Hold on to your hats friends, Google has teamed up with NASA and D-Wave and they have a quantum computer. For real.
A quantum computer. What is that exactly? Manufactured commercially by a company called D-Wave, it is a computer built on “qubits” which makes it capable of faster computations of quantum-mechanical questions. Instead of just dealing with two possible outcomes, the binary 1 or 0, a quantum computer is capable of dealing with results in qubits which are simultaneously a 1 and 0.
How exactly does such a thing help a company like Google? The company’s Director of Engineering, Hartmut Neven, explains.
We believe quantum computing may help solve some of the most challenging computer science problems, particularly in machine learning. Machine learning is all about building better models of the world to make more accurate predictions. If we want to cure diseases, we need better models of how they develop. If we want to create effective environmental policies, we need better models of what’s happening to our climate. And if we want to build a more useful search engine, we need to better understand spoken questions and what’s on the web so you get the best answer.

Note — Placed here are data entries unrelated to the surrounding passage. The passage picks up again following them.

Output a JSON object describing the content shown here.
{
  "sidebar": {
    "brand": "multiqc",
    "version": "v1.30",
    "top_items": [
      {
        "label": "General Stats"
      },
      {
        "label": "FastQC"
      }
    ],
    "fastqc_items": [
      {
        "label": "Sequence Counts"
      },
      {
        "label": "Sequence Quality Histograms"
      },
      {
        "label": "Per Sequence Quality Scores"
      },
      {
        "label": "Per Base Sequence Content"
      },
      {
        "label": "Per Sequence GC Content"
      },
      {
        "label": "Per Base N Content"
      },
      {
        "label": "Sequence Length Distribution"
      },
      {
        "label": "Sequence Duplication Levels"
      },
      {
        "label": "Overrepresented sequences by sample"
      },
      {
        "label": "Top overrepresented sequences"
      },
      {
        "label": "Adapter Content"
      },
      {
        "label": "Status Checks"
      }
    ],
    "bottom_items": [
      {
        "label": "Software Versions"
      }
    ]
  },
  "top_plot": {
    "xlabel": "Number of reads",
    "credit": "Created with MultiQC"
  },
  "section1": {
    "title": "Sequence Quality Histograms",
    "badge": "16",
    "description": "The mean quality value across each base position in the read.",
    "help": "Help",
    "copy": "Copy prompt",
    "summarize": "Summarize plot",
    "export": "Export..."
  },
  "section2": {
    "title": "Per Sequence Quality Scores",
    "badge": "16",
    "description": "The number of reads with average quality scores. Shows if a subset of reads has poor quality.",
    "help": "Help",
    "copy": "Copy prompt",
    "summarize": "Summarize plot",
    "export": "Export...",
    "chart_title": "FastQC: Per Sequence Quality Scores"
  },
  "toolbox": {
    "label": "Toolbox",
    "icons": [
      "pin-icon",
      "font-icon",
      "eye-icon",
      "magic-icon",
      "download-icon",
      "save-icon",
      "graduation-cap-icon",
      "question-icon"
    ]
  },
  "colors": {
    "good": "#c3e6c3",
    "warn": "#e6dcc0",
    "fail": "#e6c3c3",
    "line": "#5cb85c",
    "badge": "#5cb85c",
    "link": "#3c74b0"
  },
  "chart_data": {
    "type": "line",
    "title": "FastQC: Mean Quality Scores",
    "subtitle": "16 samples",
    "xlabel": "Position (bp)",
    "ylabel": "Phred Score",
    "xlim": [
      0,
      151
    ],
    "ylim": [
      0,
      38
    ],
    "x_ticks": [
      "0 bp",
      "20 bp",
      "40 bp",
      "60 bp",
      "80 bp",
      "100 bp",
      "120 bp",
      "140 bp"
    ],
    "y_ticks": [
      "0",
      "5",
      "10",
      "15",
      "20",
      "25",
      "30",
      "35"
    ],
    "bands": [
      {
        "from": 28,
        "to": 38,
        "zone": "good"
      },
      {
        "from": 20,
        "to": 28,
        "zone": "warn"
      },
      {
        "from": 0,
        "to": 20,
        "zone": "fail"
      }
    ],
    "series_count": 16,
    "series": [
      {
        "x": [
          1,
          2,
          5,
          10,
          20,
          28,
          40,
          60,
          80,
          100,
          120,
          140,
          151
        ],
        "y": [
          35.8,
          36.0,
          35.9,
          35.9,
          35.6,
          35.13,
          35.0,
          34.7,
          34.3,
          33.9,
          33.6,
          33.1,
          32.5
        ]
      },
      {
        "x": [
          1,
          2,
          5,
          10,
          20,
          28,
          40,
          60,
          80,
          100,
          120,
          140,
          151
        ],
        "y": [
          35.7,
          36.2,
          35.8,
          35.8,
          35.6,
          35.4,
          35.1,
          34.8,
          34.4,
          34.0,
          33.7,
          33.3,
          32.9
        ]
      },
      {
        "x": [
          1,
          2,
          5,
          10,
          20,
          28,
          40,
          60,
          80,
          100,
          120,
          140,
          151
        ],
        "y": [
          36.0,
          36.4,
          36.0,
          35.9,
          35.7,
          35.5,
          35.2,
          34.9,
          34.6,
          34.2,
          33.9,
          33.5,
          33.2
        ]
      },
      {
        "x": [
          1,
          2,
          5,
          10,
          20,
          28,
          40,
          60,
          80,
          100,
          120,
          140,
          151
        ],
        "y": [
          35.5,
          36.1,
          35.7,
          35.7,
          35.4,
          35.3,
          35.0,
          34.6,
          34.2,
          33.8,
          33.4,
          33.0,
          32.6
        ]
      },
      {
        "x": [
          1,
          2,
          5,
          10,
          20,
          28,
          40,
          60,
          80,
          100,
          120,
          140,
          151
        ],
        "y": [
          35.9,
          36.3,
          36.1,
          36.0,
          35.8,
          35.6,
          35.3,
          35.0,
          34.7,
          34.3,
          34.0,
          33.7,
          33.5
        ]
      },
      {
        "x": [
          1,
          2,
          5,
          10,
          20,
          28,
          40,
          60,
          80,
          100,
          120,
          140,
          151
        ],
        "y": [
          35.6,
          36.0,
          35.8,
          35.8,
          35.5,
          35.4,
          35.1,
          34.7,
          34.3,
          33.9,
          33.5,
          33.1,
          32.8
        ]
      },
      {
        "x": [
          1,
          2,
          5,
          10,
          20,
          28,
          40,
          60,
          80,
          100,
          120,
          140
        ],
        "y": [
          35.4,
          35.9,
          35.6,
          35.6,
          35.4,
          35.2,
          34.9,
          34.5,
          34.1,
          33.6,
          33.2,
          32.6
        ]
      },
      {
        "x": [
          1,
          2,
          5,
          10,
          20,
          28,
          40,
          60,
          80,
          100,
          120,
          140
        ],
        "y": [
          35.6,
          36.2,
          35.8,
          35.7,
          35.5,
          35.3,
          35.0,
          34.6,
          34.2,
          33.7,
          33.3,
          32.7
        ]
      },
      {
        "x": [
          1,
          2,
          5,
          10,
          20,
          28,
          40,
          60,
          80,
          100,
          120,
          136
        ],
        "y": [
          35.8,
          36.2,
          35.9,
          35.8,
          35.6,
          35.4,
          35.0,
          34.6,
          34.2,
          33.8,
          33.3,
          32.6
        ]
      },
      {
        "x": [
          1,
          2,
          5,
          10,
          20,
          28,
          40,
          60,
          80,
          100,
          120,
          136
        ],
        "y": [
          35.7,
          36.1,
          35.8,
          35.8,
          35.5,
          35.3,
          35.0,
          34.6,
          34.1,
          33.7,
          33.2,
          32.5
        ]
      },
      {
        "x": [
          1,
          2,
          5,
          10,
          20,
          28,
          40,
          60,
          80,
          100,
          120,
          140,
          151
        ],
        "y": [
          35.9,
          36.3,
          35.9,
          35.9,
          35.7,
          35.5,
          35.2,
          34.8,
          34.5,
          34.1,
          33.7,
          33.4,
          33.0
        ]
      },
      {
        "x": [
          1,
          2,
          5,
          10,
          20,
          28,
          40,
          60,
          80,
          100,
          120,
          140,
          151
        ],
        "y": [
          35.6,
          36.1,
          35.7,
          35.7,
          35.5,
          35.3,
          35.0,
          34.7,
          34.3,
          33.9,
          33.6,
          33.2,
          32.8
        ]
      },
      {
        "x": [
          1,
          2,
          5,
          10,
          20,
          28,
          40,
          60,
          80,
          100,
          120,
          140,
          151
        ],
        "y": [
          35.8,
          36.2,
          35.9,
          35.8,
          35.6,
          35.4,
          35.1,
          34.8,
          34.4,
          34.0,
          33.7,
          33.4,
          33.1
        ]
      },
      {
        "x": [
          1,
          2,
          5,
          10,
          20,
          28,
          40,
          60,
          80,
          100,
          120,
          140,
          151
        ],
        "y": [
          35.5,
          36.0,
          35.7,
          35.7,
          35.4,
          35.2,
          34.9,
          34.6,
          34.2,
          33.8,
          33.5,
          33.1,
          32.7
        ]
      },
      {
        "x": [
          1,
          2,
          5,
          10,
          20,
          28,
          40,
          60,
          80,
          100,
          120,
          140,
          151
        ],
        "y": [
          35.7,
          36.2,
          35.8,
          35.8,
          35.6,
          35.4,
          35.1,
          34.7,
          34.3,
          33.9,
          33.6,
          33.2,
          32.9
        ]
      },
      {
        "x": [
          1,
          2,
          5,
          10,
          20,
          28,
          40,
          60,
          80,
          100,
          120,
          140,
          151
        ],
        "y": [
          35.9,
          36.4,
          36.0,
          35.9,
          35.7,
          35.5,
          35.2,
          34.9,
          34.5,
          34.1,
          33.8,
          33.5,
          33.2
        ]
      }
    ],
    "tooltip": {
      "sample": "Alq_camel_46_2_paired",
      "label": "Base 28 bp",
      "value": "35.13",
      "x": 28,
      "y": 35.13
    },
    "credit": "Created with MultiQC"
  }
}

Rumored to be one of the first things Google wants to test out with its new toy? Google Glass. What if the wearable computer could tell the difference between an intentional blink or the already involuntary movement of human eyelids? It could lead to the glasses being more finely controlled and open up options such as taking photos with a literal “blink of an eye”.
Of course, in the video released by Google at the Imagine Films Science Festival this week, the company takes a more fantastical look at the possibilities.
You can’t really blame them. The idea of alternate realities and tunneling between the two sounds so much more awesome than taking a picture. However, the video does address another use of the quantum computer – optimization. The ability to take countless bits of information, like those involved in planning a vacation – hotels, flights, cities, attractions, events – and quickly, and accurately, process those into a final result that serves the customer in the best possible way… well a company like Google would be foolish to not want that.
Is it Skynet? Is it V.I.K.I.? Perhaps. Is it also really cool? Absolutely.